Milano si mobilita per la cultura

Macao!

700 all'assemblea pubblica

7 / 5 / 2012

Si respira qualcosa di più della semplice soddisfazione a Macao. Sabato mattina i lavoratori dell’Arte di Milano, assieme ad un gruppo di realtà che da mesi si mobilita sulla questione culturale (Teatro Valle Occupato e Cinema di Palazzo di Roma, S.a.L.E.-Docks di Venezia, Asilo di Napoli, Teatro Coppola di Catania, Teatro Garibaldi di Palermo) avevano occupato la Torre Galfa di Milano. Un luogo simbolico per diversi motivi, primo perché i suoi 102 metri si ergono nel cuore finanziario della città, secondo perche la proprietà è in parte riconducibile all’immobiliarista-finanziere Salvatore Ligresti.
Domenica, giorno 2, è il giorno della prima assemblea pubblica, indetta per il pomeriggio. Alle quattordici il primo piano del grattacielo è già gremito, a sera si conteranno oltre settecento persone e decine di interventi. L’assemblea inizia ed è immediatamente chiara una cosa, non ci sono dubbi, Macao s’ha da fare. C’è chi propone attività, chi vuole impegnarsi nel recupero dello spazio, chi si offre per raccogliere fondi e così via. E’ sulla scia di un’energia tanto reale da parere palpabile che il discorso interseca, naturalmente e senza contrasti, piani differenti, passando dalle idee per la gestione dello spazio fino al significato politico di Macao e di tutte le altre esperienze italiane presenti. Perché tanto entusiasmo? Perché l’assemblea sembra più che altro un grande abbraccio collettivo che la città tributa all’idea di Macao? Forse perché c’è qualcosa che collega quanto accade a Milano in questi giorni con quanto sta facendo il movimento di Occupy in giro per il mondo. L’occupazione del grattacielo di Ligresti è un attacco simbolico al legame tra arte e finanza, un legame che non si spiega attraverso astrusi processi economici, ma che ha appiattito per decenni la percezione collettiva dell’arte e della cultura. Nelle mani dei finanzieri le opere sono diventate puri segni senza referenza (scambiate come “promesse di valore” al pari dei prodotti finanziari) e parallelamente, le vite degli artisti e dei lavoratori delle cultura sono diventate oggetto di speculazione per mezzo della precarizzazione. Rovesciare questa percezione è certamente uno dei segni di maggiore discontinuità di Macao e delle altre esperienze diffuse in Italia.
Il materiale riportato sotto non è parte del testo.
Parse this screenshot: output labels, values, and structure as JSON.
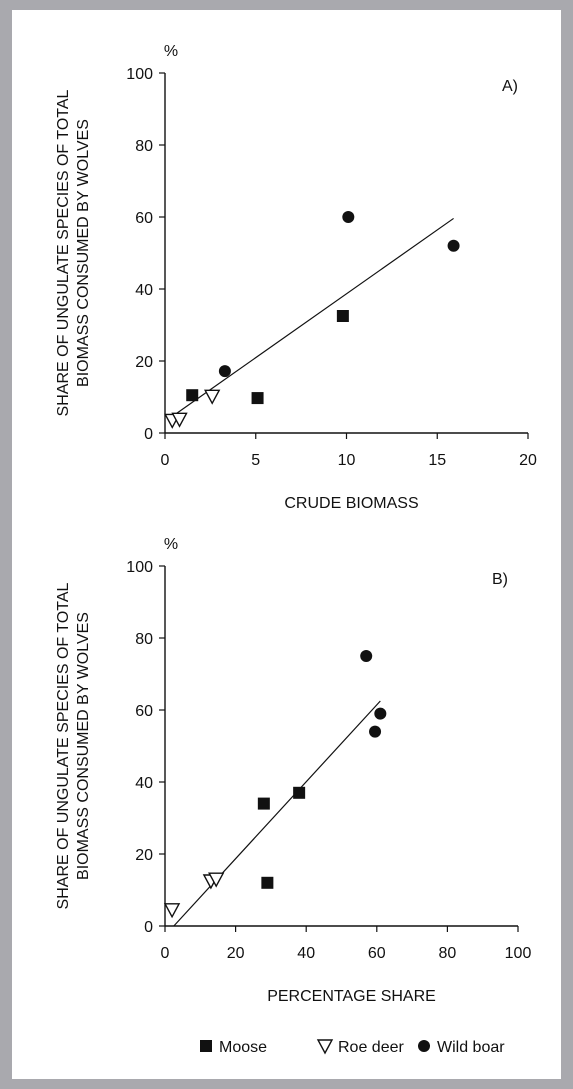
{
  "chart_data": [
    {
      "type": "scatter",
      "panel_label": "A)",
      "ylabel": "SHARE OF UNGULATE SPECIES OF TOTAL BIOMASS CONSUMED BY WOLVES",
      "yunit": "%",
      "xlabel": "CRUDE BIOMASS",
      "xlim": [
        0,
        20
      ],
      "ylim": [
        0,
        100
      ],
      "xticks": [
        0,
        5,
        10,
        15,
        20
      ],
      "yticks": [
        0,
        20,
        40,
        60,
        80,
        100
      ],
      "series": [
        {
          "name": "Moose",
          "marker": "square",
          "points": [
            [
              1.5,
              10.5
            ],
            [
              5.1,
              9.7
            ],
            [
              9.8,
              32.5
            ]
          ]
        },
        {
          "name": "Roe deer",
          "marker": "triangle-down",
          "points": [
            [
              0.4,
              3.5
            ],
            [
              0.8,
              3.8
            ],
            [
              2.6,
              10.2
            ]
          ]
        },
        {
          "name": "Wild boar",
          "marker": "circle",
          "points": [
            [
              3.3,
              17.2
            ],
            [
              10.1,
              60.0
            ],
            [
              15.9,
              52.0
            ]
          ]
        }
      ],
      "fit_line": [
        [
          0.2,
          3.9
        ],
        [
          15.9,
          59.6
        ]
      ],
      "grid": false
    },
    {
      "type": "scatter",
      "panel_label": "B)",
      "ylabel": "SHARE OF UNGULATE SPECIES OF TOTAL BIOMASS CONSUMED BY WOLVES",
      "yunit": "%",
      "xlabel": "PERCENTAGE SHARE",
      "xlim": [
        0,
        100
      ],
      "ylim": [
        0,
        100
      ],
      "xticks": [
        0,
        20,
        40,
        60,
        80,
        100
      ],
      "yticks": [
        0,
        20,
        40,
        60,
        80,
        100
      ],
      "series": [
        {
          "name": "Moose",
          "marker": "square",
          "points": [
            [
              28,
              34
            ],
            [
              29,
              12
            ],
            [
              38,
              37
            ]
          ]
        },
        {
          "name": "Roe deer",
          "marker": "triangle-down",
          "points": [
            [
              2,
              4.5
            ],
            [
              13,
              12.5
            ],
            [
              14.5,
              13
            ]
          ]
        },
        {
          "name": "Wild boar",
          "marker": "circle",
          "points": [
            [
              57,
              75
            ],
            [
              59.5,
              54
            ],
            [
              61,
              59
            ]
          ]
        }
      ],
      "fit_line": [
        [
          2.5,
          0
        ],
        [
          61,
          62.5
        ]
      ],
      "grid": false
    }
  ],
  "legend": {
    "placement": "bottom",
    "items": [
      {
        "label": "Moose",
        "marker": "square"
      },
      {
        "label": "Roe deer",
        "marker": "triangle-down"
      },
      {
        "label": "Wild boar",
        "marker": "circle"
      }
    ]
  },
  "colors": {
    "background": "#a9a9ae",
    "panel": "#ffffff",
    "ink": "#111111"
  }
}
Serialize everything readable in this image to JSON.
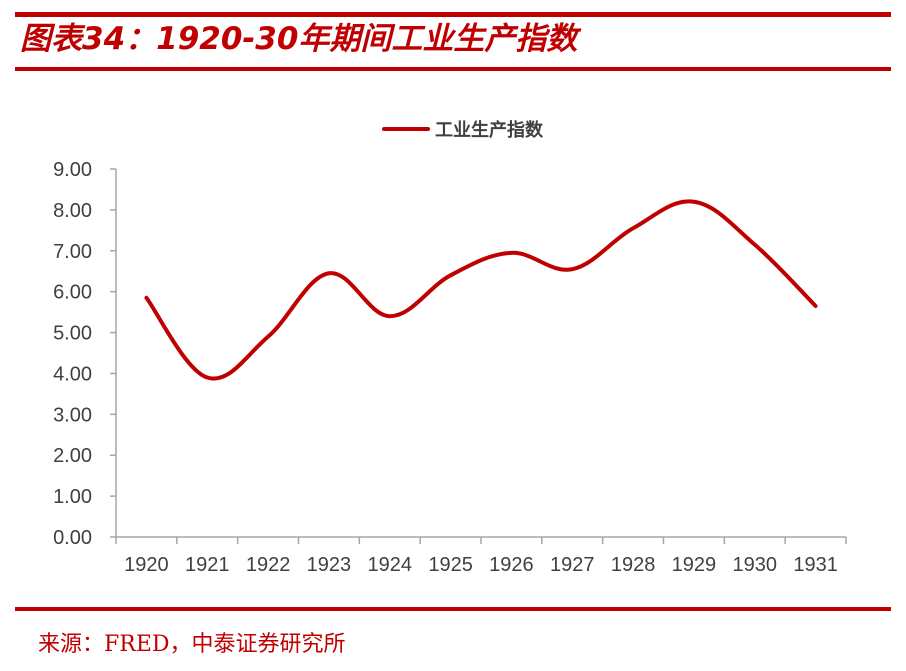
{
  "header": {
    "title": "图表34：1920-30年期间工业生产指数"
  },
  "footer": {
    "source": "来源：FRED，中泰证券研究所"
  },
  "colors": {
    "accent": "#c00000",
    "axis": "#a6a6a6",
    "text": "#404040"
  },
  "chart_data": {
    "type": "line",
    "categories": [
      "1920",
      "1921",
      "1922",
      "1923",
      "1924",
      "1925",
      "1926",
      "1927",
      "1928",
      "1929",
      "1930",
      "1931"
    ],
    "series": [
      {
        "name": "工业生产指数",
        "color": "#c00000",
        "values": [
          5.85,
          3.9,
          4.9,
          6.45,
          5.4,
          6.4,
          6.95,
          6.55,
          7.55,
          8.2,
          7.15,
          5.65
        ]
      }
    ],
    "yticks": [
      "0.00",
      "1.00",
      "2.00",
      "3.00",
      "4.00",
      "5.00",
      "6.00",
      "7.00",
      "8.00",
      "9.00"
    ],
    "ylim": [
      0,
      9
    ],
    "smooth": true,
    "grid": false,
    "legend_position": "top-center"
  }
}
L’obbiettivo è restituire alla cultura e all’arte il loro ruolo di strumenti di soggettivazione. A dire il vero questa funzione non è  taciuta nemmeno dal mainstream, anzi, gli economisti dell’arte la evocano per esorcizzarla, la catturano e la ammaestrano allo scopo di difendere le loro rendite accademiche. Macao invece ci crede, non con ingenuità, ma con coraggio, il coraggio di trasformare l'arte da terreno di speculazione a strumento in grado di cambiare il modo in cui guardiamo al mondo e, in definitiva, di cambiare il mondo stesso.
Di questo discutono artisti e architetti, designers e informatici, fund raisers e vicini di casa di Macao, di come proseguire l’avventura a partire da domani, di come gestire il trentadue piani della torre. Ricorrono termini quali occupazione, riappropriazione, autodeterminazione, comune (quale terza via che rompe la dicotomia pubblico/privato), sperimentazione giuridica e conflitto. Passano le ore e si susseguono proposte, attestati di solidarietà e idee. Sulla scia dell’assemblea nazionale della rete della conoscenza, avvenuta il giorno precedente a Roma, si commenta il DDL Fornero, incapace di tutelare i precari della cultura e i lavoratori autonomi, si invita a non farsi ipnotizzare dalle retoriche governative del conflitto generazionale e a costruire un fronte comune con chi lotta contro la modifica dell’articolo 18. Così il pomeriggio diventa sera e l’assemblea sancisce che da domani la vita di Macao ripartirà dalla fondazione di diversi tavoli di lavoro. Nello spazio contiguo Motus prova la perfomance serale. Non serve affacciarsi e guardare la città dall’alto del trentesimo piano, la sensazione condivisa è che a Milano stia succedendo qualcosa di importante.